Synthesis of ultrathin semiconducting iron silicide epilayers on Si(1 1 1) by high-temperature flash

In this work ultrathin iron silicide epilayers were obtained by the reaction of iron contaminants with the Si(1 1 1) substrate atoms during high-temperature flash. After repeated flashing at about 1125 °C, reflection high-energy electron diffraction indicated silicide formation. Scanning tunneling microscopy revealed highly ordered surface superstructure interrupted, however, by a number of extended defects. Atomic-resolution bias-dependent imaging demonstrated a complex nature of this superstructure with double-hexagonal symmetry and (2√3×2√3)-R30° periodicity.

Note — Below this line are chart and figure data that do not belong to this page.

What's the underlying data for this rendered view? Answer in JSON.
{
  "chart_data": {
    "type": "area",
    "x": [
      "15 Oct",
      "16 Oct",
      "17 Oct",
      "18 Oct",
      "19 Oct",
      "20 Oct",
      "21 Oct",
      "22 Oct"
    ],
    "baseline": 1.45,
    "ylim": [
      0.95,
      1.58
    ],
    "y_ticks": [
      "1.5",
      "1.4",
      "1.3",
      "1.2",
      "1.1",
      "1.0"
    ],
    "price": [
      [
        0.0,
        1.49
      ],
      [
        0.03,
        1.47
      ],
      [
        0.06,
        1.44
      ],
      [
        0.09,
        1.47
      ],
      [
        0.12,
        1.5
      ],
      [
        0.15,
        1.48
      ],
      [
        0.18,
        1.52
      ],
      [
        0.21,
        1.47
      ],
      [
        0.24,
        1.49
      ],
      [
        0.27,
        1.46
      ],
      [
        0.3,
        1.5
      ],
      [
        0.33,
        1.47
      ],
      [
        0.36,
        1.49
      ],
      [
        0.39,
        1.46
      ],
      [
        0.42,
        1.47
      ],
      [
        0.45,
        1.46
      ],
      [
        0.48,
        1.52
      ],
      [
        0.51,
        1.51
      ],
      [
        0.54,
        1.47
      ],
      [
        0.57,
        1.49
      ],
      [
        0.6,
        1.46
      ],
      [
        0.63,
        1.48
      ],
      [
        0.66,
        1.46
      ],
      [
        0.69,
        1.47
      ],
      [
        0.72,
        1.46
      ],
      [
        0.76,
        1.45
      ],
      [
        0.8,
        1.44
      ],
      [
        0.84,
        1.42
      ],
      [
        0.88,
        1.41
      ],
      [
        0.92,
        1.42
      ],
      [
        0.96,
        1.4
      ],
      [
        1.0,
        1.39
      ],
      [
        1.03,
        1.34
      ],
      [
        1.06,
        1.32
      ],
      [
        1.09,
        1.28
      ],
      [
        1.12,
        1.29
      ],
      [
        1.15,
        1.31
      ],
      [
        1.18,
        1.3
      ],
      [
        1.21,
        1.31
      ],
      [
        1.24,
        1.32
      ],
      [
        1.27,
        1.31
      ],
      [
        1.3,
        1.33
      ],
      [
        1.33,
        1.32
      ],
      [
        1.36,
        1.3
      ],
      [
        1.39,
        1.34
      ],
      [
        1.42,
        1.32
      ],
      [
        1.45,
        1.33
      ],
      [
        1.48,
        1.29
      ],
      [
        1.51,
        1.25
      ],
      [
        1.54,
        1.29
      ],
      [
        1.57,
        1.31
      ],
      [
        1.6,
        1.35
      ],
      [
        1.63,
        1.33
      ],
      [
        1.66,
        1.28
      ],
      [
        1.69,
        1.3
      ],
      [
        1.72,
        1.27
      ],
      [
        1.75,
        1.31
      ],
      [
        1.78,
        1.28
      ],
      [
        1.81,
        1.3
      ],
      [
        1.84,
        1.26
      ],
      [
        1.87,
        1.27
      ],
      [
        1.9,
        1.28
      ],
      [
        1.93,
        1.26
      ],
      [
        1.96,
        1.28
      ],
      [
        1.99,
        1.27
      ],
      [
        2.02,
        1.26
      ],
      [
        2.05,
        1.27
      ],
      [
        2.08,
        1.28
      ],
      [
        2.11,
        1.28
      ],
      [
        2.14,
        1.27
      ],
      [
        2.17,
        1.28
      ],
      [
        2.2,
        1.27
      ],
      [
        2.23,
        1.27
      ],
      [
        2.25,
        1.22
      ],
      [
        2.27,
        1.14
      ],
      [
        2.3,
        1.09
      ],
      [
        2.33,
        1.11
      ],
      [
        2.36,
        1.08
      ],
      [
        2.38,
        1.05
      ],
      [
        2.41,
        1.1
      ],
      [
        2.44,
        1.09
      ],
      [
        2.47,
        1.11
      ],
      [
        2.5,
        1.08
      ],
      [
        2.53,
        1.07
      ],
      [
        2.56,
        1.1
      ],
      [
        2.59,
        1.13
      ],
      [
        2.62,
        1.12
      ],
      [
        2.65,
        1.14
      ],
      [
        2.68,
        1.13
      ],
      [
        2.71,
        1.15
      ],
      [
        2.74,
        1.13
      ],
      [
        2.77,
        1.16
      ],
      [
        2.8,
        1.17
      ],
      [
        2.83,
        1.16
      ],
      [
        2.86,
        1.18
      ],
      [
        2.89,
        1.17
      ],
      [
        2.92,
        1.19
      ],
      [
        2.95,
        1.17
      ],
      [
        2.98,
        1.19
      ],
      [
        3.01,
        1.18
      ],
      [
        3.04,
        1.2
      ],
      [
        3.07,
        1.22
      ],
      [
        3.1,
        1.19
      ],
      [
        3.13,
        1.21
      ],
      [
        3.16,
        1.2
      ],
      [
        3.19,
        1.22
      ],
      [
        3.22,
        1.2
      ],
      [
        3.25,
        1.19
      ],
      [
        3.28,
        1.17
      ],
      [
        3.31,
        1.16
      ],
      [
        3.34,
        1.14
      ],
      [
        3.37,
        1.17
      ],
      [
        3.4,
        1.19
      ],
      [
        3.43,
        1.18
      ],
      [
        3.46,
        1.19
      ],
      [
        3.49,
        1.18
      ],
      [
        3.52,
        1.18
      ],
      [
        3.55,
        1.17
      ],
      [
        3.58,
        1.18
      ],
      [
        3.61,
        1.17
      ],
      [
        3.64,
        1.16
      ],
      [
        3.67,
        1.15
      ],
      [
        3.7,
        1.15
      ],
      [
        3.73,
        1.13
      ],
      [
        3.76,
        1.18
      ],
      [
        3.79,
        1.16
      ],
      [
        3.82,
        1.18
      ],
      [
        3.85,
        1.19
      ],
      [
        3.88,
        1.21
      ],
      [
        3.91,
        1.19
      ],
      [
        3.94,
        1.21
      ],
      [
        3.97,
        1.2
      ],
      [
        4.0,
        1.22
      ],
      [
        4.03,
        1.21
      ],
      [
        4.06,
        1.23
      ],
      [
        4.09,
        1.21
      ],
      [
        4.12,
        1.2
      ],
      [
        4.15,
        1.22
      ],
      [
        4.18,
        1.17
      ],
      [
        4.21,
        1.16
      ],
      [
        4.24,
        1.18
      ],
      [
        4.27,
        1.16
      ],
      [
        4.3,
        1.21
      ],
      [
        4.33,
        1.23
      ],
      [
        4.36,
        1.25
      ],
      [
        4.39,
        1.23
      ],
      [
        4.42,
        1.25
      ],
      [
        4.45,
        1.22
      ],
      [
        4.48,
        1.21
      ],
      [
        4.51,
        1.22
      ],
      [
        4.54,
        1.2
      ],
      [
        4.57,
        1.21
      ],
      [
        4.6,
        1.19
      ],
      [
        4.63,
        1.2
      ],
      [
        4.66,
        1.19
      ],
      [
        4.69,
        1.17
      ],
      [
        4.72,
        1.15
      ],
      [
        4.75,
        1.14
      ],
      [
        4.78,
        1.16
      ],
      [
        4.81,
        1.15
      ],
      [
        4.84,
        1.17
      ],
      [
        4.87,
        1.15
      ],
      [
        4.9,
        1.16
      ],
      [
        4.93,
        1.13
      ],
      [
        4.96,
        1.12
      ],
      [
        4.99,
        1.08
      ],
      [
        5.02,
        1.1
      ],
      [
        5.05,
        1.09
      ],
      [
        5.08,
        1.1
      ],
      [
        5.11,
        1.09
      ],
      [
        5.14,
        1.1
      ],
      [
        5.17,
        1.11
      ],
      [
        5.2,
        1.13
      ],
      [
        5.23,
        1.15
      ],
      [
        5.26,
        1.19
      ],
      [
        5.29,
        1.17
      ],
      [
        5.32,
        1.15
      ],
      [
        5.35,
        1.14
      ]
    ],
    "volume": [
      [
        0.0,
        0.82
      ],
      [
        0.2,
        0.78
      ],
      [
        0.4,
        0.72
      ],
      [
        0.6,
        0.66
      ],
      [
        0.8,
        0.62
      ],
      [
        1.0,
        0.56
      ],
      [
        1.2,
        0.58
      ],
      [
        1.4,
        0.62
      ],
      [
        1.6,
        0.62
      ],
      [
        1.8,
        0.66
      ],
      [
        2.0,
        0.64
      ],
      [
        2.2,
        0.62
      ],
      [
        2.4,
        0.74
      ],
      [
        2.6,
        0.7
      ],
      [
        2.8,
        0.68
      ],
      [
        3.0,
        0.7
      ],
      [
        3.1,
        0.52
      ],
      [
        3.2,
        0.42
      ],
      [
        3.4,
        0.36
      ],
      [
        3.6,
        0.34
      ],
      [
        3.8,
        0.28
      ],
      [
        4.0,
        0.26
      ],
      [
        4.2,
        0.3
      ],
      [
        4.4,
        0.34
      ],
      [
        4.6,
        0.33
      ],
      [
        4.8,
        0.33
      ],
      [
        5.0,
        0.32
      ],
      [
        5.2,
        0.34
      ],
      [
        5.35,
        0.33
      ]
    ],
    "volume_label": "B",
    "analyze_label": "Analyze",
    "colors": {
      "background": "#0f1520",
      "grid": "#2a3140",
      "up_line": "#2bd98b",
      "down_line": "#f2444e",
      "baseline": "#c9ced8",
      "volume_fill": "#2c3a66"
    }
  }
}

Among the possible candidate phases, including metastable FeSi₂ with a CaF₂ structure and FeSi_1+x with a CsCl structure, the best match of the interatomic distances to the measured 14.4 Å × 14.4 Å unit cell dimensions pointed to the hexagonal Fe₂Si (Fe₂Si prototype) high-temperature phase. The fact that this phase was obtained by an unusually high-temperature flash, and that neither its reconstruction nor its semiconducting band-gap of about 1.0 ± 0.2 eV (as deduced form the I-V curves obtained by scanning tunneling spectroscopy) has ever been reported, supports such identification. Due to its semiconducting properties, this phase may attract interest, perhaps as an alternative to β-FeSi₂.